Trump’s Twitter cannon roared again this morning with more quotes from Fox News and talk of corrupt Hillary and Witch Hunts.
Trump seems to be coming unhinged as Special Prosecutor Robert Mueller’s team continues handing down indictments.
Vox News published a detailed overview of Mueller’s indictments and plea deals last Friday. So far, his team has handed down indictments against 19 individuals and 3 companies, encompassing over 100 charges, and obtaining 5 guilty pleas; and last Friday, the Des Moines Register published a lengthy op-ed piece calling for Trump’s impeachment.
“Exactly 150 years ago, the House of Representatives acted to safeguard the balance of power in the federal government — voting for the first time to impeach the president of the United States,” the article began. “If only we could say that Andrew Johnson was the last president who required such a drastic step.”

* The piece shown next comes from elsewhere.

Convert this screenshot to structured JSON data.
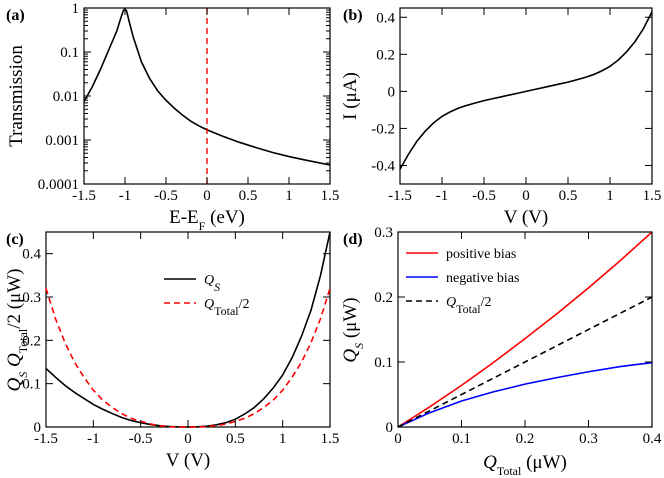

This morning, Trump took to Twitter again – posting a series of tweets quoting two Fox News personalities and Independent Counsel Kenneth Starr who led his own witch hunt against Bill Clinton.
- “He’s got a very good point. Somebody in the Justice Department has a treasure trove of evidence of Mrs. Clinton’s criminality at her own hands, or through others, that ought to be investigated. I fully agree with the President on that.” @judgenapolitano on @marthamaccallum Show
- “I’ve been skeptical about the collusion and obstruction claims for the last year. I just don’t see the evidence….in terms of the collusion, it’s all a bit implausible based on the evidence we have.” Jonathan Turley on @FoxNews
- “We’ve seen NO EVIDENCE OF COLLUSION….I have seen nothing, the firing of James Comey and all of the aftermath, that suggests that the President has obstructed justice because he’s exercising his power as the President of the U.S. I just don’t see it.” Judge Ken Starr
So, there you have it. Fox News and a seemingly disgraced Kenneth Starr have announced Trump’s innocence, so in his mind – that must be true.
His final post, so far, simply stated: “WITCH HUNT” in all capital letters.
— Donald J. Trump (@realDonaldTrump) February 27, 2018
It is interesting to note that Trump also quoted Kenneth Starr the day after Mueller’s team handed down the indictment against 13 Russians and 3 Russian companies.
“Thank you to KenStarr, former Independent Counsel, Whitewater, for your insight and powerful words on FISA abuse, Russian meddling etc.” he tweeted. This despite the fact that The New York Times unearthed a 56-page memo published by Starr’s investigation crushing Trump’s notion that he can somehow evade possible prosecution by Robert Mueller’s team.
As The New York Times reported: “The 56-page memo, locked in the National Archives for nearly two decades and obtained by The New York Times under the Freedom of Information Act, amounts to the most thorough government-commissioned analysis rejecting a generally held view that presidents are immune from prosecution while in office.
Elaborating, The New York Times reported that Starr’s memo concluded with the following statement:
“It is proper, constitutional, and legal for a federal grand jury to indict a sitting president for serious criminal acts that are not part of, and are contrary to, the president’s official duties. In this country, no one, even President Clinton, is above the law.”
That document, released to The New York Times in July 2017, takes on new relevance in the wake of Trump’s Twitter meltdown.
Starr served as the president and chancellor of Baylor University in Waco, Texas, from June 2010 until May 2016. On May 26, 2016, following an investigation into the mishandling by Starr of several sexual assaults at the school, Baylor University’s board of regents announced that Starr’s tenure as university president would end on May 31. The board said he would continue as chancellor, but on June 1, Starr told ESPN that he would resign that position effective immediately. On August 19, 2016, Starr announced he will resign from his tenured professor position at Baylor Law School, completely severing his ties with the university in a “mutually agreed separation.”